As mentioned, that was all with 0.4.4 … I’ve recently switched to 0.4.5 and am trying it again (with the Weather Shield and Phant posting app as previously mentioned). So far so good for about 36 hours.

To your last comment … is it a reasonable expectation (or the goal) that the device should be able to maintain a persistent cloud connection indefinitely?


#78

I am using 0.4.5. Ok, so I don’t think that WiFi.RSSI() is causing the problem. I am using a Photon in a SparkFun battery shield along with an Adafruit SI1145 UV breakout board(I2C) along with a SparkFun soil moisture probe (analog read) and a SparkFun soil temperature probe(Dallas-OneWire)-no parasitic power. The program takes sensor readings then prints out values to the serial line which is also printing out upload communication data/success, then uploads data to Phant (SparkFun), then uploads the same data to Dweet.io. After about 6-8 times through the loop it goes into flashing cyan and requires a hard reset. If I include WiFi.RSSI() readings and include them in the data stream it does not seem to affect the number of times through the loop before failing with flashing cyan. However, one interesting data point is that the WiFI.RSSI() value is around -59 until the last successful upload set where the WiFi.RSSI() reading is 2. At this point it flashes cyan. I believe the problem is related to uploading to two separate servers.

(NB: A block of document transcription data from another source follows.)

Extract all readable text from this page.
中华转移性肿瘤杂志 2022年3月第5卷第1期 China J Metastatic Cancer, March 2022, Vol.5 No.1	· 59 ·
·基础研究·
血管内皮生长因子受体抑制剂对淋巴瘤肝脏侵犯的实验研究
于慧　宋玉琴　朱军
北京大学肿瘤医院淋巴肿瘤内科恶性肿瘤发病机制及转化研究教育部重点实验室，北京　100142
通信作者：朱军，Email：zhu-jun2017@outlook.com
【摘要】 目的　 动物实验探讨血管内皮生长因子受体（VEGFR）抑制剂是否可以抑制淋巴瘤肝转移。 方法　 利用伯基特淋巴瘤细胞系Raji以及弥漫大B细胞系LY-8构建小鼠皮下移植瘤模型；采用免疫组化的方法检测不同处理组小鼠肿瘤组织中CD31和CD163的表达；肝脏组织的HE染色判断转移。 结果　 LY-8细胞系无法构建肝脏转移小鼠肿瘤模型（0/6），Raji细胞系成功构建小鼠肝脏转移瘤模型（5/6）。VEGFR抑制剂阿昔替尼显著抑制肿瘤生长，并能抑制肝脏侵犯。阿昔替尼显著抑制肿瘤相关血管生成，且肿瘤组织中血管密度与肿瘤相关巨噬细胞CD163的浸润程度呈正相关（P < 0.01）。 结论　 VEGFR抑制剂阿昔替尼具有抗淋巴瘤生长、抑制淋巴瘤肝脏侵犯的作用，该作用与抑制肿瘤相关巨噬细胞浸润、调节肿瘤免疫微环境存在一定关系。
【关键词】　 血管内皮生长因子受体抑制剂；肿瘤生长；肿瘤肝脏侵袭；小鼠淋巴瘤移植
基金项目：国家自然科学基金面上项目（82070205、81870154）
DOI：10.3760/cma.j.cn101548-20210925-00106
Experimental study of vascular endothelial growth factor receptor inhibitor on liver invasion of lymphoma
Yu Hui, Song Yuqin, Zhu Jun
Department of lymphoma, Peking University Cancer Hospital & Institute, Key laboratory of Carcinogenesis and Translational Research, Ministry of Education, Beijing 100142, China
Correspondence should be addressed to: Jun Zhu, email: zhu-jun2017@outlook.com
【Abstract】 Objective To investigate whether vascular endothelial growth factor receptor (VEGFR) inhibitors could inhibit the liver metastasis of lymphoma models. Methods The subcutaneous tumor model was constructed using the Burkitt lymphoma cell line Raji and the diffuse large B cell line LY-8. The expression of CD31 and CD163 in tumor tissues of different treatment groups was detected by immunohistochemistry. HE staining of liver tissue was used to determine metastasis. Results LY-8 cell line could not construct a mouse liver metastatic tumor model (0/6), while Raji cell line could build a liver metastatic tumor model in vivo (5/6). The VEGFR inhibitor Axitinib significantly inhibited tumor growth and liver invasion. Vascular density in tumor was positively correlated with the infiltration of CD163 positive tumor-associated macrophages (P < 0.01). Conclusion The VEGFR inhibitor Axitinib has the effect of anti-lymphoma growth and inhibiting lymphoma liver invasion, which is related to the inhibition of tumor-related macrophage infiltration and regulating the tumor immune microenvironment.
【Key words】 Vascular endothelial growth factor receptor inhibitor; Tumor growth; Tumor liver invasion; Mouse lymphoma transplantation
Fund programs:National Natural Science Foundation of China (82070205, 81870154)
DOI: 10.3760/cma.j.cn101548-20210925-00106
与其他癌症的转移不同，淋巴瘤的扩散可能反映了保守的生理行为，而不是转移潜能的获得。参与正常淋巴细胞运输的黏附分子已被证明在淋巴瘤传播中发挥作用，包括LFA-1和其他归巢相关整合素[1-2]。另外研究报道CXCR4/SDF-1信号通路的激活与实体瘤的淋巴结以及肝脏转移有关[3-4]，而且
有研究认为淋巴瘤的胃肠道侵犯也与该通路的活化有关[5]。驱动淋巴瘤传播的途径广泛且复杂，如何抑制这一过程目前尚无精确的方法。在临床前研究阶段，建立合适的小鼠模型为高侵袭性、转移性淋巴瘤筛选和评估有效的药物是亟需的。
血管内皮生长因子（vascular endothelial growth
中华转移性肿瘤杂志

For this program and hardware I can get around the problem by putting it into deep sleep after a data upload. It wakes up and then uploads correctly as I never get the flashing cyan after one data upload to both servers.

Unfortunately, I see the same problem when trying to upload data from the SparkFun Photon Weather Shield to two separate servers. I can’t use deep sleep with the weather shield as I am continuously collecting rain, wind, and wind direction data. The flashing cyan is a show stopper in the weather shield-for the time being I am limited to uploading to a single server (Wunderground) and that does seem more stable.


#79

@mdma, So my SparkFun Photon Weather Shield has been running a little less than 24 hours uploading ONLY to Weather Underground every 5 minutes and not uploading to www.dweet.io and NOT using WiFi.RSSI(). About two hours ago it stopped uploading to Weather Underground, it also does not show online via Build or Dev yet the Photon is STILL breathing cyan. The only way to get it back showing in Build or Dev and uploading to Weather Underground is a hard reset. Gosh this is frustrating, Any advice on how to keep these Photons online continuously? BTW, I have seen the breathing cyan but not available via Build or Dev and not uploading data several times in the past week. Do I need to program in a hard reset every 12-24 hours? Given it is a weather station and will be deployed outside not in a convenient location for manual resets there really needs to be a solution here. Better stability or some remediation programming on my part. Suggestions welcome.


#80

I have a Photon sending data to an emoncms server every 10 seconds and it currently has 11 days uptime since the 0.4.5 release.

Is it possible a memory leak or something similar in your code is causing the failure?